If we’re honest, most of us have crossed the law on the road. But how many of us felt remorse?

That’s the thing about most traffic offences - you don’t tend to feel bad about breaking some of the rules. Whizz down the M1 at 90mph and the chances are you won't get to the other end in a state of dreadful remorse. Unless, of course, you’re caught. No, the likelihood is any reflection will be restricted to thanking your luck. You broke the law, you didn’t get caught, and, when push comes to shove, you may well think you didn’t really do anything very wrong anyway. But there are exceptions.

Decades ago, drink-driving was seen as a reasonably victimless crime, carried out by people who’d gone to a dinner party, or had a night at the pub and just wanted to get home. Just like speeding, it was the sort of crime people knew was illegal - but just didn’t really feel was all that wrong.

It took many years to change attitudes, but it worked. These days, we don’t just frown upon drink-driving, but treat it with some level of contempt and we change our behaviour accordingly.

It’s now quite normal for someone to be the sober designated driver, or to stick to a pint of shandy in the pub. Nobody wants to be a drink-driver. So what about using your mobile phone while driving?

Who’s done that? Answer - probably most of us. I reckon a majority of drivers have looked at a text or picked up a phone to answer a call.

Certainly as I drive around, I often see drivers with a phone held to their ear, or looking down distractedly as they write a text. It is, palpably, dangerous, yet it doesn’t have the stigma drink-driving, or even reckless speed, attracts. I suspect that will change.

A senior police officer this week suggested two offences involving your mobile phone should lead to a driving ban, and I’ve heard various moving stories from families who have been left shattered after accidents involving drivers who were using their mobiles when they should have been concentrating on the road. And yes, I’m as guilty as anyone.

I know how beguiling it can be to have that phone sitting on the seat next to you, how easy it seems to pick it up and answer a call or reply to a text. These days, too, the phone is becoming the hub of all life, with its capacity to play you music and plot your route. It’s all too easy to think these devices have become so pervasive in our lives that we can assimilate them into our driving. But we’ve got ahead of ourselves.

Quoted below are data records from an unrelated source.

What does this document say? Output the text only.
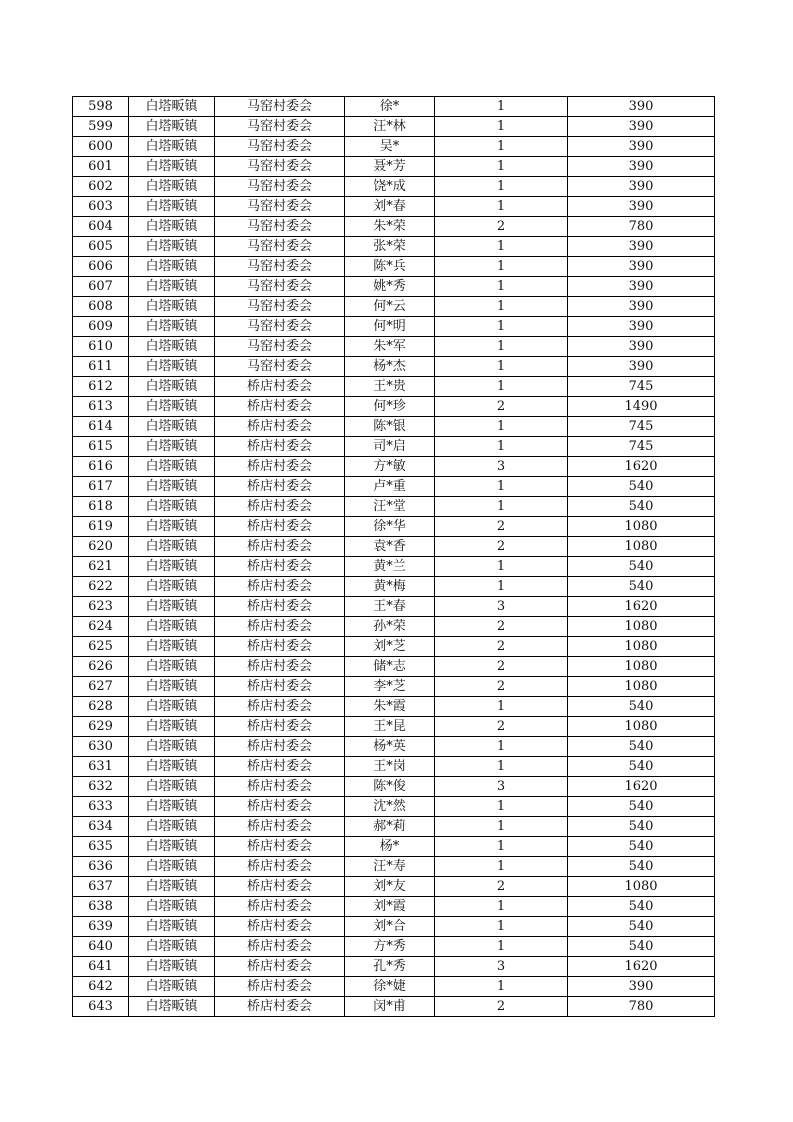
598	白塔畈镇	马窑村委会	徐*	1	390
599	白塔畈镇	马窑村委会	汪*林	1	390
600	白塔畈镇	马窑村委会	吴*	1	390
601	白塔畈镇	马窑村委会	聂*芳	1	390
602	白塔畈镇	马窑村委会	饶*成	1	390
603	白塔畈镇	马窑村委会	刘*春	1	390
604	白塔畈镇	马窑村委会	朱*荣	2	780
605	白塔畈镇	马窑村委会	张*荣	1	390
606	白塔畈镇	马窑村委会	陈*兵	1	390
607	白塔畈镇	马窑村委会	姚*秀	1	390
608	白塔畈镇	马窑村委会	何*云	1	390
609	白塔畈镇	马窑村委会	何*明	1	390
610	白塔畈镇	马窑村委会	朱*军	1	390
611	白塔畈镇	马窑村委会	杨*杰	1	390
612	白塔畈镇	桥店村委会	王*贵	1	745
613	白塔畈镇	桥店村委会	何*珍	2	1490
614	白塔畈镇	桥店村委会	陈*银	1	745
615	白塔畈镇	桥店村委会	司*启	1	745
616	白塔畈镇	桥店村委会	方*敏	3	1620
617	白塔畈镇	桥店村委会	卢*重	1	540
618	白塔畈镇	桥店村委会	汪*堂	1	540
619	白塔畈镇	桥店村委会	徐*华	2	1080
620	白塔畈镇	桥店村委会	袁*香	2	1080
621	白塔畈镇	桥店村委会	黄*兰	1	540
622	白塔畈镇	桥店村委会	黄*梅	1	540
623	白塔畈镇	桥店村委会	王*春	3	1620
624	白塔畈镇	桥店村委会	孙*荣	2	1080
625	白塔畈镇	桥店村委会	刘*芝	2	1080
626	白塔畈镇	桥店村委会	储*志	2	1080
627	白塔畈镇	桥店村委会	李*芝	2	1080
628	白塔畈镇	桥店村委会	朱*霞	1	540
629	白塔畈镇	桥店村委会	王*昆	2	1080
630	白塔畈镇	桥店村委会	杨*英	1	540
631	白塔畈镇	桥店村委会	王*岗	1	540
632	白塔畈镇	桥店村委会	陈*俊	3	1620
633	白塔畈镇	桥店村委会	沈*然	1	540
634	白塔畈镇	桥店村委会	郝*莉	1	540
635	白塔畈镇	桥店村委会	杨*	1	540
636	白塔畈镇	桥店村委会	汪*寿	1	540
637	白塔畈镇	桥店村委会	刘*友	2	1080
638	白塔畈镇	桥店村委会	刘*霞	1	540
639	白塔畈镇	桥店村委会	刘*合	1	540
640	白塔畈镇	桥店村委会	方*秀	1	540
641	白塔畈镇	桥店村委会	孔*秀	3	1620
642	白塔畈镇	桥店村委会	徐*婕	1	390
643	白塔畈镇	桥店村委会	闵*甫	2	780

The whole point of driving a car is to do everything possible to stay safe, whether that’s putting on a seat belt, or sticking to the rules of the road, or, perhaps most fundamentally, concentrating on what’s going on around us. And you can’t do that if you’re reading a text message about whether it should be chicken pie or fish and chips for dinner.

Many of us are still at a stage where we think looking at a phone is a victimless crime, just as my parents’ generation used to think drink-driving was just one of those things you did. And yet every week people are getting injured, and sometimes killed, on our roads because of drivers not concentrating. You can buy a hands-free kit for your car, or you can just ignore calls and texts until you get the chance to pull over. For thousands of years we coped without instant communication and it’s still the case very few things have to be dealt with instantly.

It is a question of two things. For one, can we get to a point where using the phone while driving is seen as socially unacceptable and two, can we retrain our brains to ignore the mobile for a while? Just for a while, but for enough time that we can drive safely, cutting the chance of killing ourselves, or someone else? Put like that, it seems a pretty good idea, no?